Description
Crispy fried chicken breasts paired with creamy, buttery mashed potatoes make a classic, comforting meal that’s perfect for any day of the week. The chicken is marinated in a flavorful buttermilk and egg mixture, coated in a seasoned breadcrumb and flour blend, then fried to golden perfection. Served alongside smooth mashed potatoes enriched with whole milk and butter, this dish balances crunchy and creamy textures for a satisfying experience.
Ingredients
Scale
For the Fried Chicken
- 4 boneless, skinless chicken breasts
- 1 ½ cups vegetable oil (for frying)
- 2 cups buttermilk
- 2 large eggs, whisked
- 3 teaspoons salt (for marinade)
- 1 ½ cups all-purpose flour
- ½ cup breadcrumbs (plain or Italian)
- 2 ½ teaspoons seasoned salt
- ¾ teaspoon paprika
- ½ teaspoon cayenne pepper
- 1 ½ teaspoons black pepper
For the Mashed Potatoes
- 2 pounds russet potatoes, peeled and cubed
- ½ cup whole milk
- 4 tablespoons unsalted butter
- Salt and pepper to taste
Instructions
- Marinate the Chicken: Pound the chicken breasts to about ½ inch thickness to ensure even cooking and tenderness. In a large bowl, whisk together buttermilk, eggs, and 3 teaspoons of salt until well combined. Submerge the chicken breasts in this marinade, cover the bowl, and refrigerate for 1 to 2 hours or overnight to allow flavors to penetrate and tenderize the meat.
- Prepare the Breading: In a shallow dish, mix together the all-purpose flour, breadcrumbs, seasoned salt, paprika, cayenne pepper, and black pepper. This blend adds a flavorful and crispy coating to the chicken when fried.
- Bread the Chicken: Remove the marinated chicken breasts from the buttermilk mixture, letting excess drip off. Thoroughly coat each piece in the breading mixture, pressing gently to adhere for a crunchy crust.
- Fry the Chicken: Heat vegetable oil in a heavy skillet over medium-high heat until it reaches 350°F (175°C). Carefully place the breaded chicken breasts in the hot oil and fry for 4 to 5 minutes on each side until they are golden brown and cooked through. Transfer the fried chicken to a wire rack to drain excess oil.
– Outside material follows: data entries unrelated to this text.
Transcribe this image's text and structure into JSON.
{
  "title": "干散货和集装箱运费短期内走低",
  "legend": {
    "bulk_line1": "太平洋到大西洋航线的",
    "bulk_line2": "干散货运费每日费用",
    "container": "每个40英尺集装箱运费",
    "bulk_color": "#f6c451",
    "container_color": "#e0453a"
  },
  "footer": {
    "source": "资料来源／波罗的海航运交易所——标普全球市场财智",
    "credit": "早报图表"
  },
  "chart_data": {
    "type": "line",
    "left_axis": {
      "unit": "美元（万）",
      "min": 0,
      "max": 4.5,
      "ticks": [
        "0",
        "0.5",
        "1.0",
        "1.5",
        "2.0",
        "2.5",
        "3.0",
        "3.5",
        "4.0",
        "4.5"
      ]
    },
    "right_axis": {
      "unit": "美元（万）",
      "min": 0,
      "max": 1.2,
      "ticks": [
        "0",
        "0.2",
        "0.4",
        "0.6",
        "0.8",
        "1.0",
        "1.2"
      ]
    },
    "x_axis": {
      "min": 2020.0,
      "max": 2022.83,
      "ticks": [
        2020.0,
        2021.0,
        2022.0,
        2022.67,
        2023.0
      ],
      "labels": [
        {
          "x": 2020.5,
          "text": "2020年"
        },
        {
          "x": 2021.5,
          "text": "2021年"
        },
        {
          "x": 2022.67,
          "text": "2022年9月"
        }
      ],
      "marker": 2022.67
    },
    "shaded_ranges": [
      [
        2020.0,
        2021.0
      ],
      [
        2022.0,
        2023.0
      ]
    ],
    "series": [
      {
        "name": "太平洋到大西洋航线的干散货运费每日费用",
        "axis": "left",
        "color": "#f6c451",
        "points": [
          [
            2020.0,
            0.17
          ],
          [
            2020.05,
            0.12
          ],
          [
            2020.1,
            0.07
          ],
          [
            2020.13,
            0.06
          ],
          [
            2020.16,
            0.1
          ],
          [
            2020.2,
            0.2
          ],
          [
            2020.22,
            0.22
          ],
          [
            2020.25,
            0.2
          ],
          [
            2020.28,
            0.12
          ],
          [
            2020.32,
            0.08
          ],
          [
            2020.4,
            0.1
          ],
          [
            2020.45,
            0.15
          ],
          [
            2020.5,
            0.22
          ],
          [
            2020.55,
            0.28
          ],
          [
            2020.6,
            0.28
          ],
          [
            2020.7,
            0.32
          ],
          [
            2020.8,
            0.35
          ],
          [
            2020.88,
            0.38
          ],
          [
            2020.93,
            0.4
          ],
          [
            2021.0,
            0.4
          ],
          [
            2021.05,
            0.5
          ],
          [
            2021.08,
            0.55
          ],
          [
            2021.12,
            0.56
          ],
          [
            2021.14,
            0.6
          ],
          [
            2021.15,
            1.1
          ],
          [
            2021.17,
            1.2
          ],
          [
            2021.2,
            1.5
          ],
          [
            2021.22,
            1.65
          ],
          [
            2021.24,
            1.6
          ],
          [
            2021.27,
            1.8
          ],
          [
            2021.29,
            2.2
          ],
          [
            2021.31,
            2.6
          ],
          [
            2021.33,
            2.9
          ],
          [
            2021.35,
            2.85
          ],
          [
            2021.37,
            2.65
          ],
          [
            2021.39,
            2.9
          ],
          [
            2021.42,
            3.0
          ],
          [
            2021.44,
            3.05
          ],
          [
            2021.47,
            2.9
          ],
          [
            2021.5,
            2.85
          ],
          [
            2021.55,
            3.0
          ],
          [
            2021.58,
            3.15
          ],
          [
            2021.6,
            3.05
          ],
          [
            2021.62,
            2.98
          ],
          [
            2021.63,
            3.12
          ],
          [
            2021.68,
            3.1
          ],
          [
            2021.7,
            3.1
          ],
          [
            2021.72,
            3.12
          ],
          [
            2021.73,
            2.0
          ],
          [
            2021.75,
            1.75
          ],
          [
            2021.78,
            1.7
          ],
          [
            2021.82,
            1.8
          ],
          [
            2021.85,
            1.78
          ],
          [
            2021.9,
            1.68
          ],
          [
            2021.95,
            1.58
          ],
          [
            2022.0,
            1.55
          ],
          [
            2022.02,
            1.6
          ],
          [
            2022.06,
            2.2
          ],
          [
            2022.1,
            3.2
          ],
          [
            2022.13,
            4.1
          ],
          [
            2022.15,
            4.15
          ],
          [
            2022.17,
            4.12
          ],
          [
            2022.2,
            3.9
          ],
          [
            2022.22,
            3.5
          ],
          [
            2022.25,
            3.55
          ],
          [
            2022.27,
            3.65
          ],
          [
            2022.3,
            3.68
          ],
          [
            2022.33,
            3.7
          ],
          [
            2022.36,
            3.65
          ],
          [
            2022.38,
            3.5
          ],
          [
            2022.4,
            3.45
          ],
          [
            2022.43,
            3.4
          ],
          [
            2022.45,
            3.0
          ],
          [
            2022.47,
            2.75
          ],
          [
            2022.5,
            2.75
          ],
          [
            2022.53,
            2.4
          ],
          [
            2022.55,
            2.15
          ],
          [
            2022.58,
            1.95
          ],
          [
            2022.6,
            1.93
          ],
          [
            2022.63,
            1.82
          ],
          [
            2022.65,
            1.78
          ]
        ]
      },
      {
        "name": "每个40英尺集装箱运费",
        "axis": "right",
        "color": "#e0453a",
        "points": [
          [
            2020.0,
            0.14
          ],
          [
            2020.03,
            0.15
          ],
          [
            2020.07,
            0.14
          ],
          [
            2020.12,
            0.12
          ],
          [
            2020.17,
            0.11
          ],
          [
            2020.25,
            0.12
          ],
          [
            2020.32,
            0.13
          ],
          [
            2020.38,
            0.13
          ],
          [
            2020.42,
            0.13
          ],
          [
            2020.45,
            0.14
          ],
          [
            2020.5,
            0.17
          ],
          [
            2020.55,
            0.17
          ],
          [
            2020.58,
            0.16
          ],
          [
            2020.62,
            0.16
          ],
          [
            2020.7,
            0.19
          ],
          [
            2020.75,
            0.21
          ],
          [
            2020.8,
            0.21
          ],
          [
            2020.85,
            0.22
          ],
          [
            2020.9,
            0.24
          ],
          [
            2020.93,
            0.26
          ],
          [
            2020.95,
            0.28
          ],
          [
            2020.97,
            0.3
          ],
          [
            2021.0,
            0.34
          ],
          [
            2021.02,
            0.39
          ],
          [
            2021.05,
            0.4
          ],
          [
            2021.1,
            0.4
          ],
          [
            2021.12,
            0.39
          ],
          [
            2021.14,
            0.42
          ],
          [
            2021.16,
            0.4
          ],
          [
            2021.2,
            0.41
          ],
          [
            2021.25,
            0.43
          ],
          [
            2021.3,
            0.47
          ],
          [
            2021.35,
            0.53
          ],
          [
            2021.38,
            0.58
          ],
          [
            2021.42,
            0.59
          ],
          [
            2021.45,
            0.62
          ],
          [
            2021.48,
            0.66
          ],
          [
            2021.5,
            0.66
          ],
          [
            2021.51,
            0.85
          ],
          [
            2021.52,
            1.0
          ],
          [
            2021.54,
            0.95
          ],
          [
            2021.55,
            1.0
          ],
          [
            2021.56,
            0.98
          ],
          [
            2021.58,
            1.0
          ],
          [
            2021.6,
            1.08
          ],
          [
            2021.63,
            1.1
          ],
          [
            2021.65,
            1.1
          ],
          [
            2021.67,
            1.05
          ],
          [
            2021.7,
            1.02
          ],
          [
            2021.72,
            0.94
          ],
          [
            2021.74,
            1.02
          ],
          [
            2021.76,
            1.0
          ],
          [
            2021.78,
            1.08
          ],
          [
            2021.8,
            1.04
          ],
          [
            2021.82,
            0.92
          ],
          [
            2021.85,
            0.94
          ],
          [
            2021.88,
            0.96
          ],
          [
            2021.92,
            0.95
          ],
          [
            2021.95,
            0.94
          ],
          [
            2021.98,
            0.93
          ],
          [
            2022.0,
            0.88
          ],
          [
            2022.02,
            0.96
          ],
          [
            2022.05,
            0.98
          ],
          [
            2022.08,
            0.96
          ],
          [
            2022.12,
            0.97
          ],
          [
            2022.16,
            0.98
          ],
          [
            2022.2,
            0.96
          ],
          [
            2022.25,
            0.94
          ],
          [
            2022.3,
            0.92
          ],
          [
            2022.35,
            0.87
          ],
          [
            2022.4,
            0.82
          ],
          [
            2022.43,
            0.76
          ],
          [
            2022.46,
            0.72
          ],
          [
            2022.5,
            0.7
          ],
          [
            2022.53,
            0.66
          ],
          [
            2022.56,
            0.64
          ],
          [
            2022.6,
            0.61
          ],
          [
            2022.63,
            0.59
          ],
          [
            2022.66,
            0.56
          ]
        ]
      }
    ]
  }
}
- Make the Mashed Potatoes: While frying the chicken, bring a large pot of salted water to a boil. Add the peeled and cubed russet potatoes and cook for about 15 minutes or until tender when pierced with a fork. Drain the potatoes and return them to the pot. Mash the potatoes until smooth, then stir in whole milk, unsalted butter, and salt and pepper to taste until creamy and well combined.
Notes
- Pounding the chicken breasts to an even thickness ensures they cook evenly and remain juicy.
- Marinating the chicken overnight will maximize tenderness and flavor.
- Use a thermometer to maintain the oil temperature at 350°F for perfectly crispy fried chicken.
- Russet potatoes are ideal for mashing due to their high starch content.
- Drain fried chicken on a wire rack instead of paper towels to retain crispiness.